The bin diver said he would have checked the bins on Lesley's street that day, because he checks bins fortnightly according to their recycling day. He told the police this, in case they come across his DNA.

Lesley was in a bin from a building next to her own, a neighbour put the bin out. Blood was found where that bin is stored, it is unknown if it is related.

A neighbour said that Lesley also had run-ins with a man who kept dilapidated vehicles on the grass verge nearby (in the street behind the units). Lesley told the neighbour that she told the man to go back to where he came from (Iraq).

A 20-year old Uni student who lives in the building next door said Lesley would take baked goods and plant cuttings to neighbours, and that she was a kind sweet woman, always lovely.

Police are investigating 3 scenarios:
1. that Lesley met with foul play
2. that Lesley went into a bin, and then had a medical episode
3. some sort of misadventure

Due to Lesley's position in the bin, they are more suspicious than not.

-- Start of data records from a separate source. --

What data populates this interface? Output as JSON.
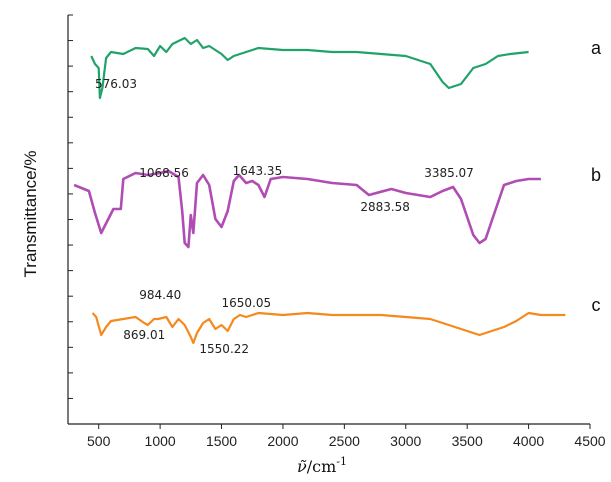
{
  "chart_data": {
    "type": "line",
    "xlabel_main": "ν̃",
    "xlabel_unit": "/cm",
    "xlabel_exp": "-1",
    "ylabel": "Transmittance/%",
    "xlim": [
      250,
      4500
    ],
    "xticks": [
      500,
      1000,
      1500,
      2000,
      2500,
      3000,
      3500,
      4000,
      4500
    ],
    "grid": false,
    "series": [
      {
        "name": "a",
        "color": "#1fa36a",
        "offset": 58,
        "points": [
          [
            440,
            2
          ],
          [
            470,
            -6
          ],
          [
            500,
            -10
          ],
          [
            510,
            -40
          ],
          [
            530,
            -30
          ],
          [
            560,
            0
          ],
          [
            600,
            6
          ],
          [
            700,
            4
          ],
          [
            800,
            10
          ],
          [
            900,
            9
          ],
          [
            950,
            2
          ],
          [
            1000,
            12
          ],
          [
            1050,
            6
          ],
          [
            1100,
            14
          ],
          [
            1200,
            20
          ],
          [
            1250,
            14
          ],
          [
            1300,
            18
          ],
          [
            1350,
            10
          ],
          [
            1400,
            12
          ],
          [
            1500,
            4
          ],
          [
            1550,
            -2
          ],
          [
            1600,
            2
          ],
          [
            1700,
            6
          ],
          [
            1800,
            10
          ],
          [
            2000,
            8
          ],
          [
            2200,
            8
          ],
          [
            2400,
            6
          ],
          [
            2600,
            6
          ],
          [
            2800,
            4
          ],
          [
            3000,
            2
          ],
          [
            3200,
            -6
          ],
          [
            3300,
            -24
          ],
          [
            3350,
            -30
          ],
          [
            3450,
            -26
          ],
          [
            3550,
            -10
          ],
          [
            3650,
            -6
          ],
          [
            3750,
            2
          ],
          [
            3850,
            4
          ],
          [
            4000,
            6
          ]
        ]
      },
      {
        "name": "b",
        "color": "#b04cb3",
        "offset": 185,
        "points": [
          [
            300,
            0
          ],
          [
            420,
            -6
          ],
          [
            470,
            -28
          ],
          [
            520,
            -48
          ],
          [
            570,
            -36
          ],
          [
            620,
            -24
          ],
          [
            680,
            -24
          ],
          [
            700,
            6
          ],
          [
            800,
            12
          ],
          [
            900,
            10
          ],
          [
            1000,
            12
          ],
          [
            1068,
            14
          ],
          [
            1150,
            8
          ],
          [
            1180,
            -26
          ],
          [
            1200,
            -58
          ],
          [
            1230,
            -62
          ],
          [
            1250,
            -30
          ],
          [
            1270,
            -48
          ],
          [
            1300,
            2
          ],
          [
            1350,
            10
          ],
          [
            1400,
            0
          ],
          [
            1450,
            -34
          ],
          [
            1500,
            -42
          ],
          [
            1550,
            -26
          ],
          [
            1600,
            4
          ],
          [
            1643,
            10
          ],
          [
            1700,
            2
          ],
          [
            1750,
            4
          ],
          [
            1800,
            0
          ],
          [
            1850,
            -12
          ],
          [
            1900,
            6
          ],
          [
            2000,
            8
          ],
          [
            2200,
            6
          ],
          [
            2400,
            2
          ],
          [
            2600,
            0
          ],
          [
            2700,
            -10
          ],
          [
            2883,
            -4
          ],
          [
            3000,
            -8
          ],
          [
            3100,
            -10
          ],
          [
            3200,
            -12
          ],
          [
            3300,
            -6
          ],
          [
            3385,
            -2
          ],
          [
            3450,
            -14
          ],
          [
            3550,
            -50
          ],
          [
            3600,
            -58
          ],
          [
            3650,
            -54
          ],
          [
            3700,
            -36
          ],
          [
            3800,
            0
          ],
          [
            3900,
            4
          ],
          [
            4000,
            6
          ],
          [
            4100,
            6
          ]
        ]
      },
      {
        "name": "c",
        "color": "#f5891c",
        "offset": 315,
        "points": [
          [
            450,
            2
          ],
          [
            480,
            -2
          ],
          [
            520,
            -20
          ],
          [
            560,
            -12
          ],
          [
            600,
            -6
          ],
          [
            700,
            -4
          ],
          [
            800,
            -2
          ],
          [
            870,
            -8
          ],
          [
            900,
            -10
          ],
          [
            950,
            -4
          ],
          [
            984,
            -4
          ],
          [
            1050,
            -2
          ],
          [
            1100,
            -12
          ],
          [
            1150,
            -4
          ],
          [
            1200,
            -10
          ],
          [
            1250,
            -22
          ],
          [
            1270,
            -28
          ],
          [
            1300,
            -18
          ],
          [
            1350,
            -8
          ],
          [
            1400,
            -4
          ],
          [
            1450,
            -14
          ],
          [
            1500,
            -10
          ],
          [
            1550,
            -16
          ],
          [
            1600,
            -4
          ],
          [
            1650,
            0
          ],
          [
            1700,
            -2
          ],
          [
            1800,
            2
          ],
          [
            2000,
            0
          ],
          [
            2200,
            2
          ],
          [
            2400,
            0
          ],
          [
            2600,
            0
          ],
          [
            2800,
            0
          ],
          [
            3000,
            -2
          ],
          [
            3200,
            -4
          ],
          [
            3400,
            -12
          ],
          [
            3600,
            -20
          ],
          [
            3800,
            -12
          ],
          [
            3900,
            -6
          ],
          [
            4000,
            2
          ],
          [
            4100,
            0
          ],
          [
            4300,
            0
          ]
        ]
      }
    ],
    "annotations": [
      {
        "text": "576.03",
        "x": 470,
        "series": "a",
        "dy": -26
      },
      {
        "text": "1068.56",
        "x": 830,
        "series": "b",
        "dy": 12
      },
      {
        "text": "1643.35",
        "x": 1590,
        "series": "b",
        "dy": 14
      },
      {
        "text": "2883.58",
        "x": 2630,
        "series": "b",
        "dy": -22
      },
      {
        "text": "3385.07",
        "x": 3150,
        "series": "b",
        "dy": 12
      },
      {
        "text": "984.40",
        "x": 830,
        "series": "c",
        "dy": 20
      },
      {
        "text": "1650.05",
        "x": 1500,
        "series": "c",
        "dy": 12
      },
      {
        "text": "869.01",
        "x": 700,
        "series": "c",
        "dy": -20
      },
      {
        "text": "1550.22",
        "x": 1320,
        "series": "c",
        "dy": -34
      }
    ]
  }
}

The last time anyone spoke with Lesley was at 12:02am, according to phone records. And she used the phone for an hour or two after that.
So it sounds like something was going down early that morning if someone spoke to her at 12 02 am, and she used the phone for an hour or two after that. Wish we knew who she spoke with.
Did she try to call people in the hour or two later but get no response.
 
  • #877
I think the article means that the last time she spoke to someone on the phone was 12.02 am, and that she continued to use the device, not that she made or received another call.
She may have checked her emails, or read the news or something.
 
  • #878
I wonder why the search was called off.

Is there some error with the rubbish tracking technology?
If they dig deeper might there be some kind of collapse at the landfill ... become dangerous for the crew?
Do they just think there is nothing left forensically now, even if they do stumble on something to do with Lesley?
Are they out of funds to keep funding the search? Presumably they are receiving new cases every day.

I guess every search has to end. But it must be sad for everyone - her family, the searchers, the detectives, her friends - because they know Lesley is in there somewhere.
 
  • #879
If they truly have called off the search because they think they're unlikely to find Lesley, I can only think of a few scenarios: one is that they believe there won't be enough left of Lesley after all this time; another is that they believe she's in another part of the tip and will now be covered with weeks' worth of extra rubbish, making it a logistical nightmare.

Sadly, this new article from The Australian appears to be painting Lesley as an interfering racist; it seems we've reached the almost inevitable point in a drawn-out mystery where the media start to muckrake the victim.
 
  • #880
Strata management would have the info on anyone making any complaints too
Unless they decided to do nothing about it, including making a record of the complaint.